Среди тех, кто посещал класс военных наук, были Пущин и Вольховский.
Но большинство воспитанников предпочитало военной службе штатскую.
Горчаков, Ломоносов, Корсаков, Юдин, Гревениц решили идти «по дипломатике». Горчаков кроме французского и немецкого принялся за языки итальянский и английский. Он писал дядюшке, что их директор Энгельгардт, который долгое время служил в дипломатическом корпусе, помогает им готовиться к служебной карьере. Он раздобыл для них переписку берлинского и русского двора, будет учить их писать депеши, вести журнал, делать конверты без ножниц, различной формы пакеты и прочее, «…словом, будто мы в настоящей службе».
Моденька Корф и Лиса-Комовский тоже решили идти в чиновники. Кюхельбекер и на этот раз многих удивил. Он заявил решительно, что поедет школьным учителем куда-нибудь в провинцию. Дельвиг ещё толком не знал, куда определиться. Пока что собирался он к родным в Кременчуг.
А Пушкин? Как он решил свою судьбу? В голове его бродили гусарские мечты. Он пойдёт в гусары, непременно в гусары. Там столько друзей… И почему бы не пойти? Он здоров, силён, ловок. Прекрасно ездит верхом. По фехтованию у Вальвиля он один из первых. Но без согласия отца ничего нельзя решить.
Сергей Львович сына выслушал, но согласия не дал. Отца поддержали родные и друзья. Все в один голос отговаривали идти в военную службу. Отговаривал дядюшка Василий Львович.
Пушкин сдался не сразу.
С дядей спорил в стихах.
Скажи, парнасский мой отец,
Неужто верных муз любовник
Не может важный быть певец
И вместе гвардии полковник?
Ужели тот, кто иногда
Жжёт ладан Аполлону даром,
За честь не смеет без стыда
Жечь порох на войне с гусаром…
Ты скажешь: «Перестань, болтун!
Будь человек, а не драгун;
Парады, караул, ученья —
Всё это оды не внушит,
А только душу иссушит…»
Гусаром ему не бывать. Друзья не советуют, и родные против. Отец решительно отказался содержать его в конной гвардии: велики расходы. Заявил: «Ежели так уж неймётся, пусть идёт в армию».

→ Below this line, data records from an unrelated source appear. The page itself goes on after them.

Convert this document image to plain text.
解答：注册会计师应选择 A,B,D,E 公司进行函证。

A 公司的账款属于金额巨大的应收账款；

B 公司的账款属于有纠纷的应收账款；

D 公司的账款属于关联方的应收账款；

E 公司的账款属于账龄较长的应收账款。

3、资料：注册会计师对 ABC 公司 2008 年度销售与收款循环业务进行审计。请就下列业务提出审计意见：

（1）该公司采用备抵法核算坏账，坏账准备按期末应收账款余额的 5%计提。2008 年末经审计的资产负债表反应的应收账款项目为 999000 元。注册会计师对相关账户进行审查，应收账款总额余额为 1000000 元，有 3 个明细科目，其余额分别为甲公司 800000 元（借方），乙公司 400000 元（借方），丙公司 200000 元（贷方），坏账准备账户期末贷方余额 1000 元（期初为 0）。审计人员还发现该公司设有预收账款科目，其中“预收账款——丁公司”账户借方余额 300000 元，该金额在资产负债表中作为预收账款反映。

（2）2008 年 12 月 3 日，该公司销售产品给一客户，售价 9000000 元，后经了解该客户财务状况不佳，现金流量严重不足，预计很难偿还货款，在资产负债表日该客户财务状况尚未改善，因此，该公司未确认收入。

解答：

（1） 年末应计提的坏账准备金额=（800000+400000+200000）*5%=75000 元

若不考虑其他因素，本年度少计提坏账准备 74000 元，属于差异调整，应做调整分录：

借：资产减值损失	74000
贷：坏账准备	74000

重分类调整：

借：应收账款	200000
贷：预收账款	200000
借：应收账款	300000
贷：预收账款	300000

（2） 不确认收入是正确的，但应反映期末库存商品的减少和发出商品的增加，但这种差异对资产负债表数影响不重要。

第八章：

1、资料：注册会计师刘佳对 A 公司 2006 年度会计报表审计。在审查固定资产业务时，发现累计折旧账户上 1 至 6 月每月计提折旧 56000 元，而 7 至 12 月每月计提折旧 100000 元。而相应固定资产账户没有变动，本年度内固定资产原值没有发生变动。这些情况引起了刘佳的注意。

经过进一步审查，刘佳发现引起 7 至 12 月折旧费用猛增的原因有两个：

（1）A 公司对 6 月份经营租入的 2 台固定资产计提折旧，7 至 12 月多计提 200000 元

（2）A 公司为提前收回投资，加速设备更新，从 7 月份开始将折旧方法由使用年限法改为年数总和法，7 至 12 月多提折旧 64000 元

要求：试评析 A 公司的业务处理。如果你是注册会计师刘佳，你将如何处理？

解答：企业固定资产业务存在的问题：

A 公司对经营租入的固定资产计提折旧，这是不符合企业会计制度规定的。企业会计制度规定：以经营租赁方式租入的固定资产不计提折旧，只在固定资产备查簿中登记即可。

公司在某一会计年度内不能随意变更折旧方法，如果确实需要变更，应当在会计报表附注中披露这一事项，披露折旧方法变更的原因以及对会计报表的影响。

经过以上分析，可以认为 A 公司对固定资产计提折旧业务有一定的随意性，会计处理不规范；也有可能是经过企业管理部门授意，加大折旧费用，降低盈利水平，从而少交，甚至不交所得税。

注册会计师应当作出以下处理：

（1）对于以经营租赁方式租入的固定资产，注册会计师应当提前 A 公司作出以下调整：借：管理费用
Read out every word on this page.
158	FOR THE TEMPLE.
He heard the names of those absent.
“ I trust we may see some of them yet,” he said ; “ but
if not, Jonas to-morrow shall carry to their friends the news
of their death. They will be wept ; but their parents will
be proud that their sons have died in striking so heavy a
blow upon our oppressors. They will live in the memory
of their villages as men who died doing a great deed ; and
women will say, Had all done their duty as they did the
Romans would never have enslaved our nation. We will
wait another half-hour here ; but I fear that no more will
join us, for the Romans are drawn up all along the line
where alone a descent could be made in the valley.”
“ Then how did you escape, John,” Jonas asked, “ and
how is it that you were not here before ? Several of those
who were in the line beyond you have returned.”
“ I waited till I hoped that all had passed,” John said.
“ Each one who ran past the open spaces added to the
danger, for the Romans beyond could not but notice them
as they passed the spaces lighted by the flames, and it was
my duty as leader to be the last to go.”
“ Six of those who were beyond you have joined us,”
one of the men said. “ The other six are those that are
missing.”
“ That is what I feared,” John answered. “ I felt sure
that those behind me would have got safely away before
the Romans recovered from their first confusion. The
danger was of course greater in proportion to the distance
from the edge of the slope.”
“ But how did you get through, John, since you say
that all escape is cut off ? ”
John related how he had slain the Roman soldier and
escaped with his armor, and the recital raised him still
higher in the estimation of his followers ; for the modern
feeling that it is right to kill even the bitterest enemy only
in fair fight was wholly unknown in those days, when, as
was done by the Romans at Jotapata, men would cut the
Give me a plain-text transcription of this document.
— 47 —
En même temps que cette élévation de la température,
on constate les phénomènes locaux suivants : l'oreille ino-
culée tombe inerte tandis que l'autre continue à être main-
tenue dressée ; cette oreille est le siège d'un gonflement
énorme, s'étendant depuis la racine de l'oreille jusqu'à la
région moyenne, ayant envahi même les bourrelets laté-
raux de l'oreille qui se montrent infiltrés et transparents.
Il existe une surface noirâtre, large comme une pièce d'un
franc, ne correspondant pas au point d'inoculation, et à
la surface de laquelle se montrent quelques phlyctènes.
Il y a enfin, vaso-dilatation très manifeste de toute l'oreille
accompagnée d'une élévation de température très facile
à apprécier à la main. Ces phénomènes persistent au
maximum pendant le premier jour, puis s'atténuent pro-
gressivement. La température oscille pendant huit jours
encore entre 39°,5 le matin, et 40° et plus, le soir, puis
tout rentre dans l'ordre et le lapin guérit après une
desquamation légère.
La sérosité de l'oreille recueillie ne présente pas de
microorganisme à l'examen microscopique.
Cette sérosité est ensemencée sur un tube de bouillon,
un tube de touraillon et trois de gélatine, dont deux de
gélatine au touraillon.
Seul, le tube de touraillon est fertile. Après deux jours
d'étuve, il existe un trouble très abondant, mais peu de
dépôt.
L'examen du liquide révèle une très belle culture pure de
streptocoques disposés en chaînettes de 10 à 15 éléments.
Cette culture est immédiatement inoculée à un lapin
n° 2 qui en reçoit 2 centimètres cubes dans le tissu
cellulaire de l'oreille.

Просто в армию Пушкин не хотел. Он хотел в гусары. Ну а если не судьба, будь что будет.
Теперь по вечерам в лицейском зале только и толковали, что о будущем выпуске.
А выпуск приближался. Это чувствовалось во всём. В декабре 1816 года впервые за все годы им разрешили на целую неделю, на все рождественские каникулы, уехать к родным в Петербург.
За Пушкиным приехал отец, и они укатили.
Родители жили в Коломне — неприглядной отдалённой части Петербурга, но и она показалась лицейскому затворнику чуть ли не райским уголком.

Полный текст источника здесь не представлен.